You can measure the concentration of Chl a and get a good base line for algae density and biomass using a simple spectrophotometer.
http://algalweb.net/Methods/Chlorophyll-ethanol-extraction.pdf
Some of the methods can be skipped above since the entire sample can be added to a test chamber/tube etc.
No need to filter from the water. For methods, research yes, but less so for hobbyists, this is not a hard method to follow. I did thousands of them.
This acetone method with the sampler will give you a nice curve:
http://www.jenway.com/adminimages/A09_001A_Spectrophotometry_of_chlorophyll_a_and_b.pdf
But acetone, meth etc, they are quite toxic, not too bad for 90% ETOH, old demon rum.
These methods have some issues, since they are not optimized specific to the species that plague our tanks, but you could correlate some on the GDA with the above paper Dutchy linked. I'm not sure it's the same species, but the genus is good.
That would offer decent support then.
I tend to think generally CO2 enriched tanks when they get algae blooms, are much more intense than non cO2 enriched tanks.
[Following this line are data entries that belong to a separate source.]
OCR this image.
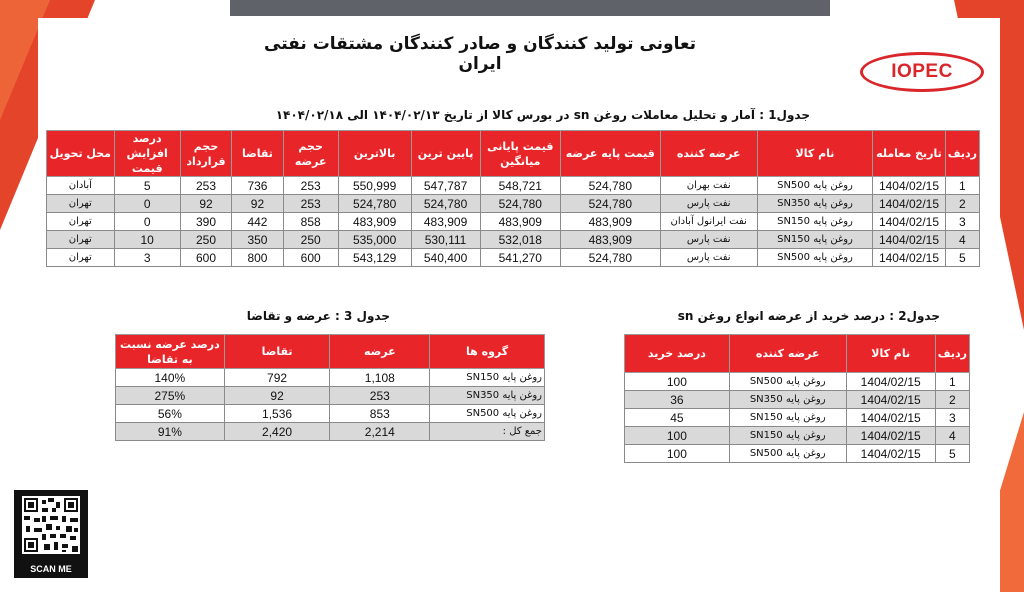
تعاونی تولید کنندگان و صادر کنندگان مشتقات نفتی ایران	IOPEC
جدول1 : آمار و تحلیل معاملات روغن sn در بورس کالا از تاریخ ۱۴۰۴/۰۲/۱۳ الی ۱۴۰۴/۰۲/۱۸
ردیف	تاریخ معامله	نام کالا	عرضه کننده	قیمت پایه عرضه	قیمت پایانی میانگین	پایین ترین	بالاترین	حجم عرضه	تقاضا	حجم قرارداد	درصد افزایش قیمت	محل تحویل
1	1404/02/15	روغن پایه SN500	نفت بهران	524,780	548,721	547,787	550,999	253	736	253	5	آبادان
2	1404/02/15	روغن پایه SN350	نفت پارس	524,780	524,780	524,780	524,780	253	92	92	0	تهران
3	1404/02/15	روغن پایه SN150	نفت ایرانول آبادان	483,909	483,909	483,909	483,909	858	442	390	0	تهران
4	1404/02/15	روغن پایه SN150	نفت پارس	483,909	532,018	530,111	535,000	250	350	250	10	تهران
5	1404/02/15	روغن پایه SN500	نفت پارس	524,780	541,270	540,400	543,129	600	800	600	3	تهران
جدول2 : درصد خرید از عرضه انواع روغن sn
ردیف	نام کالا	عرضه کننده	درصد خرید
1	1404/02/15	روغن پایه SN500	100
2	1404/02/15	روغن پایه SN350	36
3	1404/02/15	روغن پایه SN150	45
4	1404/02/15	روغن پایه SN150	100
5	1404/02/15	روغن پایه SN500	100
جدول 3 : عرضه و تقاضا
گروه ها	عرضه	تقاضا	درصد عرضه نسبت به تقاضا
روغن پایه SN150	1,108	792	140%
روغن پایه SN350	253	92	275%
روغن پایه SN500	853	1,536	56%
جمع کل :	2,214	2,420	91%
SCAN ME
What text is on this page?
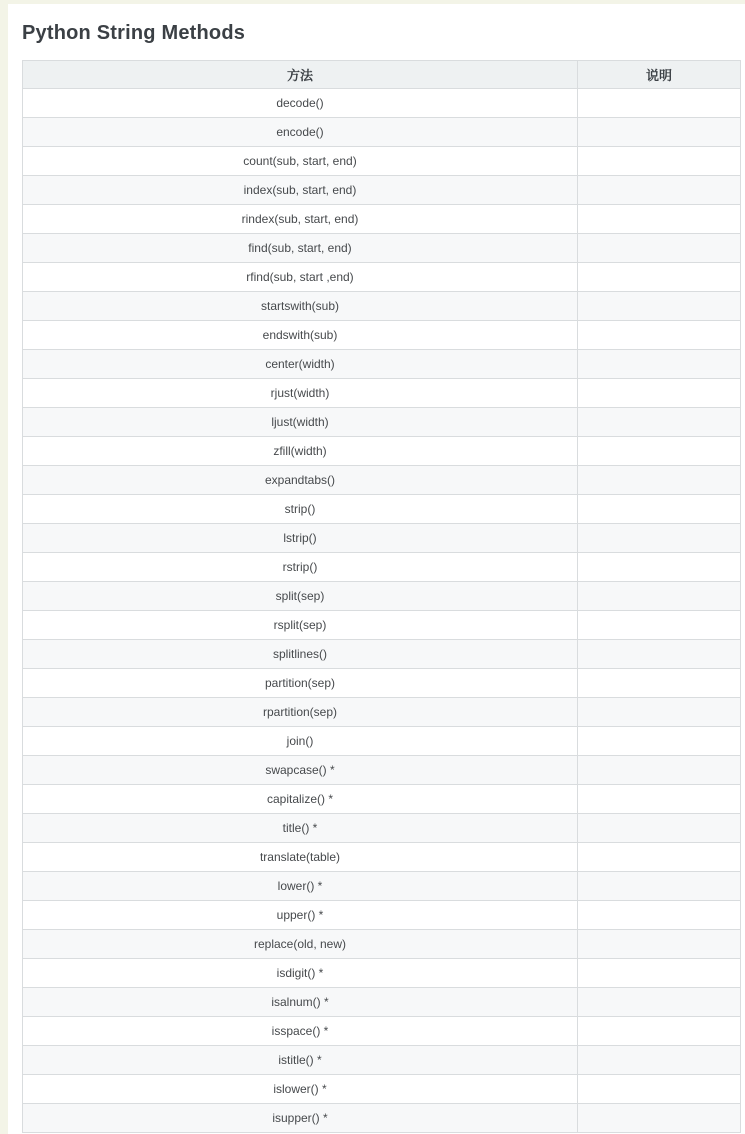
Python String Methods
方法	说明
decode()	
encode()	
count(sub, start, end)	
index(sub, start, end)	
rindex(sub, start, end)	
find(sub, start, end)	
rfind(sub, start ,end)	
startswith(sub)	
endswith(sub)	
center(width)	
rjust(width)	
ljust(width)	
zfill(width)	
expandtabs()	
strip()	
lstrip()	
rstrip()	
split(sep)	
rsplit(sep)	
splitlines()	
partition(sep)	
rpartition(sep)	
join()	
swapcase() *	
capitalize() *	
title() *	
translate(table)	
lower() *	
upper() *	
replace(old, new)	
isdigit() *	
isalnum() *	
isspace() *	
istitle() *	
islower() *	
isupper() *	
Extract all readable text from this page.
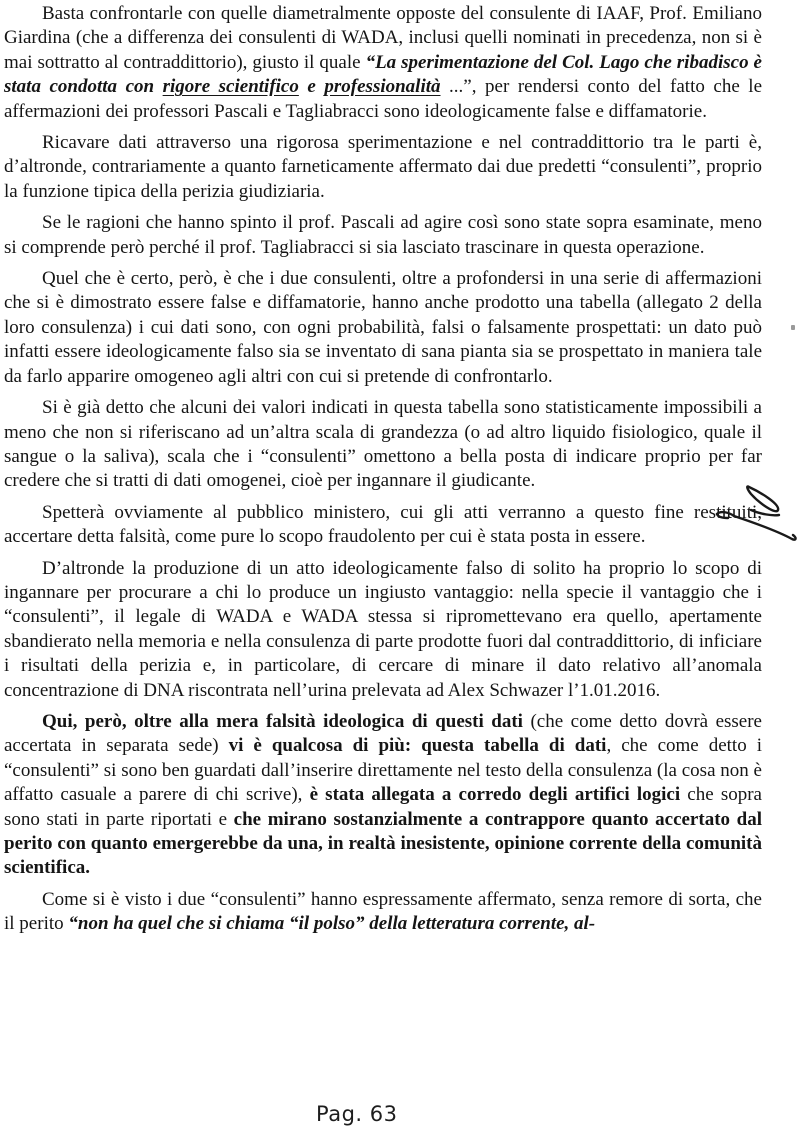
Basta confrontarle con quelle diametralmente opposte del consulente di IAAF, Prof. Emiliano Giardina (che a differenza dei consulenti di WADA, inclusi quelli nominati in precedenza, non si è mai sottratto al contraddittorio), giusto il quale “La sperimentazione del Col. Lago che ribadisco è stata condotta con rigore scientifico e professionalità ...”, per rendersi conto del fatto che le affermazioni dei professori Pascali e Tagliabracci sono ideologicamente false e diffamatorie.

Ricavare dati attraverso una rigorosa sperimentazione e nel contraddittorio tra le parti è, d’altronde, contrariamente a quanto farneticamente affermato dai due predetti “consulenti”, proprio la funzione tipica della perizia giudiziaria.

Se le ragioni che hanno spinto il prof. Pascali ad agire così sono state sopra esaminate, meno si comprende però perché il prof. Tagliabracci si sia lasciato trascinare in questa operazione.

Quel che è certo, però, è che i due consulenti, oltre a profondersi in una serie di affermazioni che si è dimostrato essere false e diffamatorie, hanno anche prodotto una tabella (allegato 2 della loro consulenza) i cui dati sono, con ogni probabilità, falsi o falsamente prospettati: un dato può infatti essere ideologicamente falso sia se inventato di sana pianta sia se prospettato in maniera tale da farlo apparire omogeneo agli altri con cui si pretende di confrontarlo.

Si è già detto che alcuni dei valori indicati in questa tabella sono statisticamente impossibili a meno che non si riferiscano ad un’altra scala di grandezza (o ad altro liquido fisiologico, quale il sangue o la saliva), scala che i “consulenti” omettono a bella posta di indicare proprio per far credere che si tratti di dati omogenei, cioè per ingannare il giudicante.

Spetterà ovviamente al pubblico ministero, cui gli atti verranno a questo fine restituiti, accertare detta falsità, come pure lo scopo fraudolento per cui è stata posta in essere.

D’altronde la produzione di un atto ideologicamente falso di solito ha proprio lo scopo di ingannare per procurare a chi lo produce un ingiusto vantaggio: nella specie il vantaggio che i “consulenti”, il legale di WADA e WADA stessa si ripromettevano era quello, apertamente sbandierato nella memoria e nella consulenza di parte prodotte fuori dal contraddittorio, di inficiare i risultati della perizia e, in particolare, di cercare di minare il dato relativo all’anomala concentrazione di DNA riscontrata nell’urina prelevata ad Alex Schwazer l’1.01.2016.

Qui, però, oltre alla mera falsità ideologica di questi dati (che come detto dovrà essere accertata in separata sede) vi è qualcosa di più: questa tabella di dati, che come detto i “consulenti” si sono ben guardati dall’inserire direttamente nel testo della consulenza (la cosa non è affatto casuale a parere di chi scrive), è stata allegata a corredo degli artifici logici che sopra sono stati in parte riportati e che mirano sostanzialmente a contrappore quanto accertato dal perito con quanto emergerebbe da una, in realtà inesistente, opinione corrente della comunità scientifica.

Come si è visto i due “consulenti” hanno espressamente affermato, senza remore di sorta, che il perito “non ha quel che si chiama “il polso” della letteratura corrente, al-

Pag. 63
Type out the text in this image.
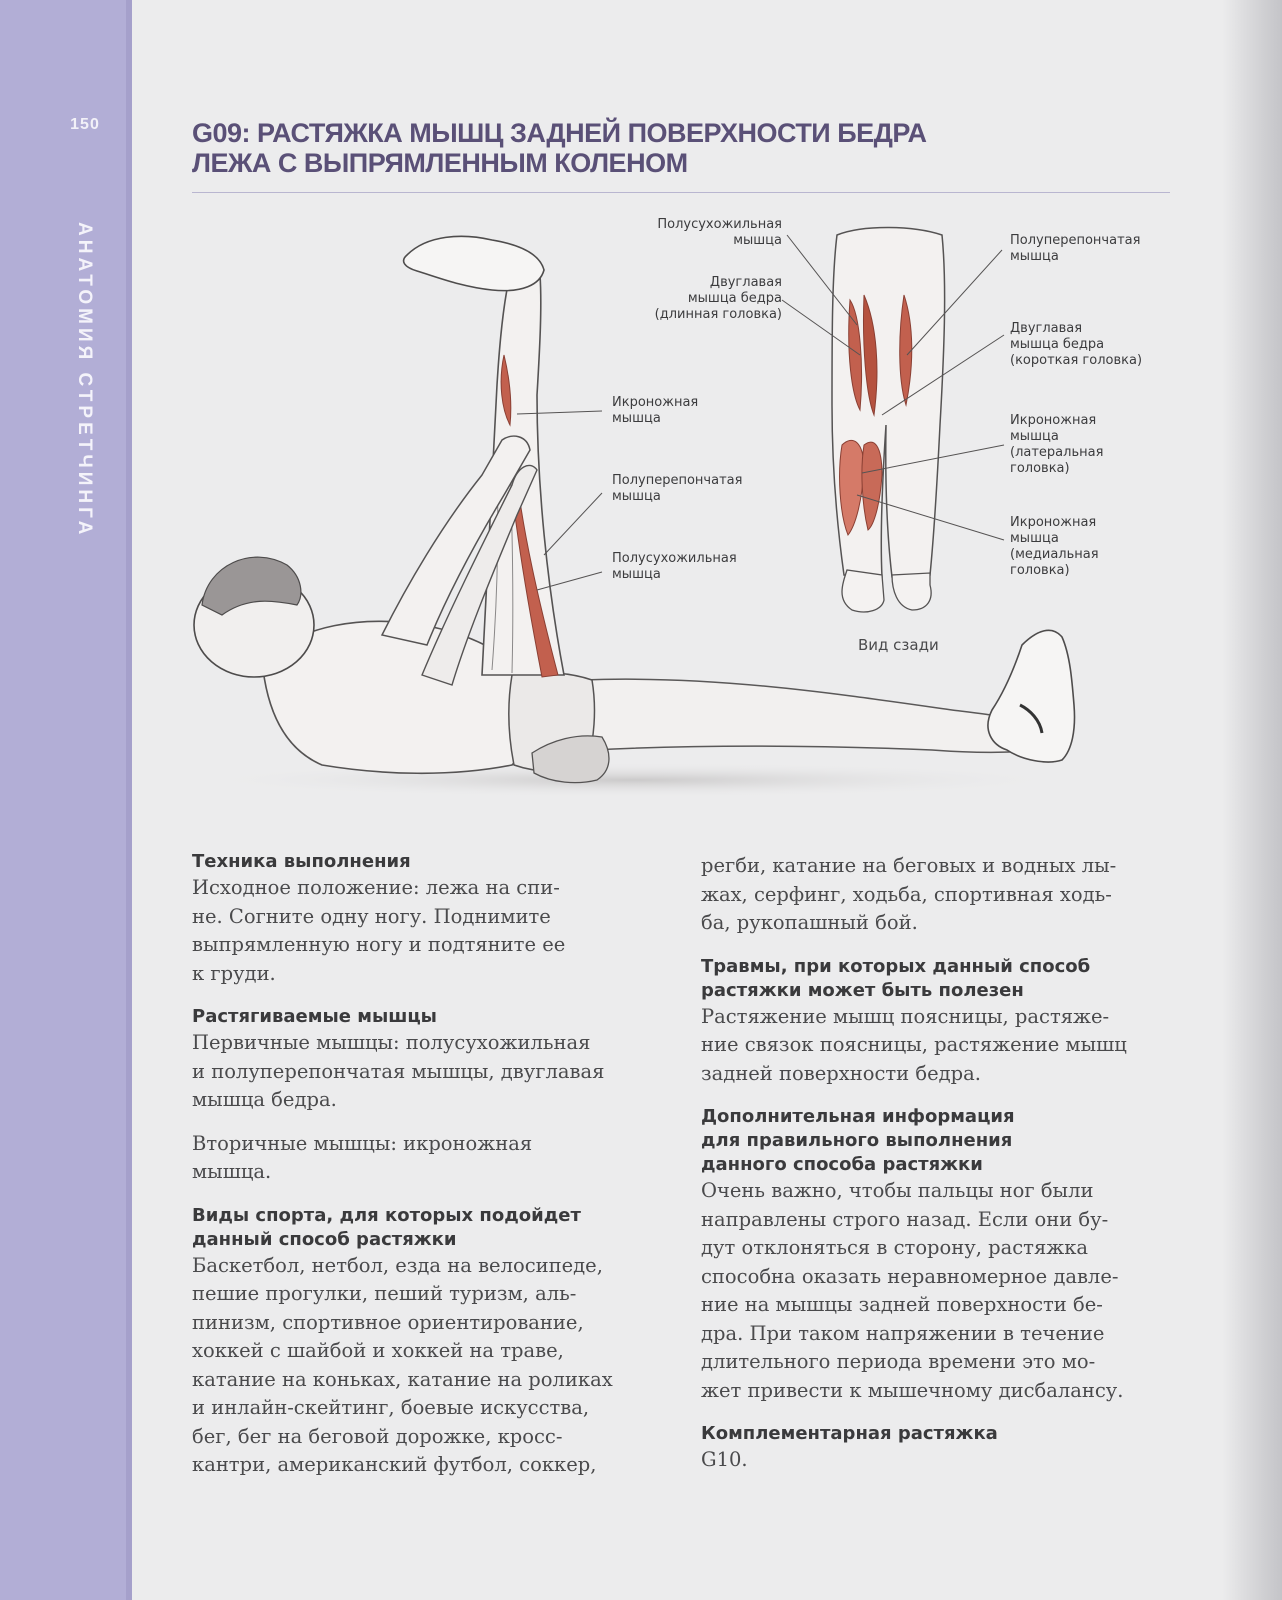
150
АНАТОМИЯ СТРЕТЧИНГА
G09: РАСТЯЖКА МЫШЦ ЗАДНЕЙ ПОВЕРХНОСТИ БЕДРА
ЛЕЖА С ВЫПРЯМЛЕННЫМ КОЛЕНОМ
Икроножная
мышца
Полуперепончатая
мышца
Полусухожильная
мышца
Полусухожильная
мышца
Двуглавая
мышца бедра
(длинная головка)
Полуперепончатая
мышца
Двуглавая
мышца бедра
(короткая головка)
Икроножная
мышца
(латеральная
головка)
Икроножная
мышца
(медиальная
головка)
Вид сзади
Техника выполнения
Исходное положение: лежа на спи-
не. Согните одну ногу. Поднимите
выпрямленную ногу и подтяните ее
к груди.
Растягиваемые мышцы
Первичные мышцы: полусухожильная
и полуперепончатая мышцы, двуглавая
мышца бедра.
Вторичные мышцы: икроножная
мышца.
Виды спорта, для которых подойдет
данный способ растяжки
Баскетбол, нетбол, езда на велосипеде,
пешие прогулки, пеший туризм, аль-
пинизм, спортивное ориентирование,
хоккей с шайбой и хоккей на траве,
катание на коньках, катание на роликах
и инлайн-скейтинг, боевые искусства,
бег, бег на беговой дорожке, кросс-
кантри, американский футбол, соккер,
регби, катание на беговых и водных лы-
жах, серфинг, ходьба, спортивная ходь-
ба, рукопашный бой.
Травмы, при которых данный способ
растяжки может быть полезен
Растяжение мышц поясницы, растяже-
ние связок поясницы, растяжение мышц
задней поверхности бедра.
Дополнительная информация
для правильного выполнения
данного способа растяжки
Очень важно, чтобы пальцы ног были
направлены строго назад. Если они бу-
дут отклоняться в сторону, растяжка
способна оказать неравномерное давле-
ние на мышцы задней поверхности бе-
дра. При таком напряжении в течение
длительного периода времени это мо-
жет привести к мышечному дисбалансу.
Комплементарная растяжка
G10.
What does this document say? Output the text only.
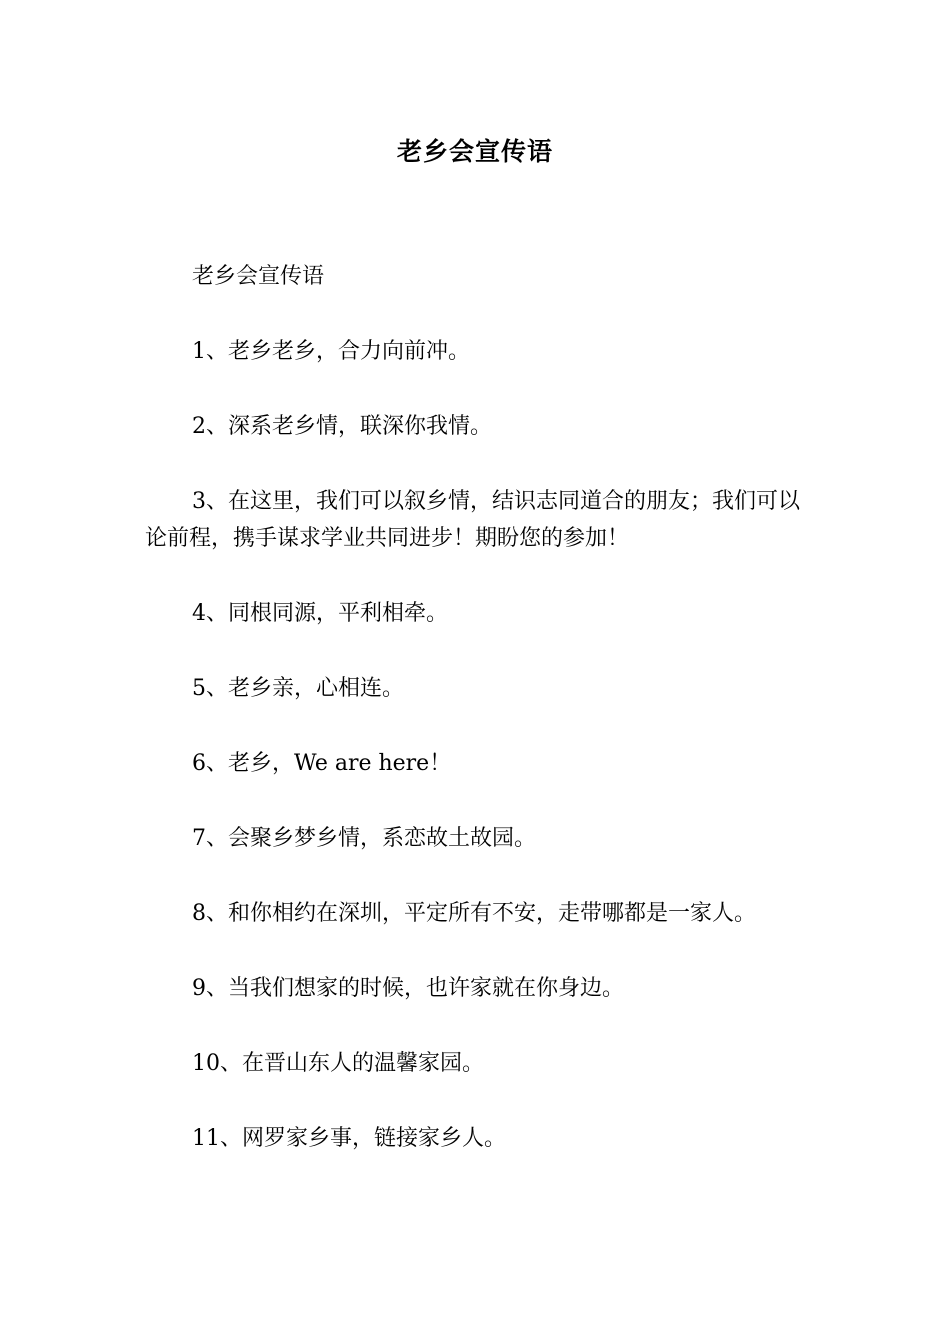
老乡会宣传语

老乡会宣传语

1、老乡老乡，合力向前冲。

2、深系老乡情，联深你我情。

3、在这里，我们可以叙乡情，结识志同道合的朋友；我们可以论前程，携手谋求学业共同进步！期盼您的参加！

4、同根同源，平利相牵。

5、老乡亲，心相连。

6、老乡，We are here！

7、会聚乡梦乡情，系恋故土故园。

8、和你相约在深圳，平定所有不安，走带哪都是一家人。

9、当我们想家的时候，也许家就在你身边。

10、在晋山东人的温馨家园。

11、网罗家乡事，链接家乡人。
But the higher light generally in CO2 enriched tanks skews this data also.
Hard to say.
I've never had much issue for logn at home with this alga.
Green hair was more an issue, but that's not even an issue.
These days, it's Bladderwort(veyr hard), snails(extremely hard) and Riccia(moderately hard).
Algae, not so much.
A client got more GDA recently.
I added more plecos to see if it will work again.
Since I cannot do many other options for this client, there's not much recourse really.
Unless I wipe the tank 2-3x a week, I cannot do a blackout of let it be for 3-4 weeks then wipe......
Neither is really an option. I tried EM dosing also, made matters worse.
Plants, moss, stems and foreground does well, they grow and Xmas moss tends not to look good or attach well with poor CO2.
Fish feeding might be an issue for other reasons.
Lights are the same type and bulbs as my tanks at home.
CO2 is good but not 100%. I cannot sit and watch the tank for a few hours or near the end of the day cycle to assess the CO2 effectively.
I'm not willing to kill fish with CO2.
There is copper in the pipes, but I flush it prior to water changes and run a carbon block prefilter before the tap enters the tank.
Never had much snails the last few years and never shrimp success.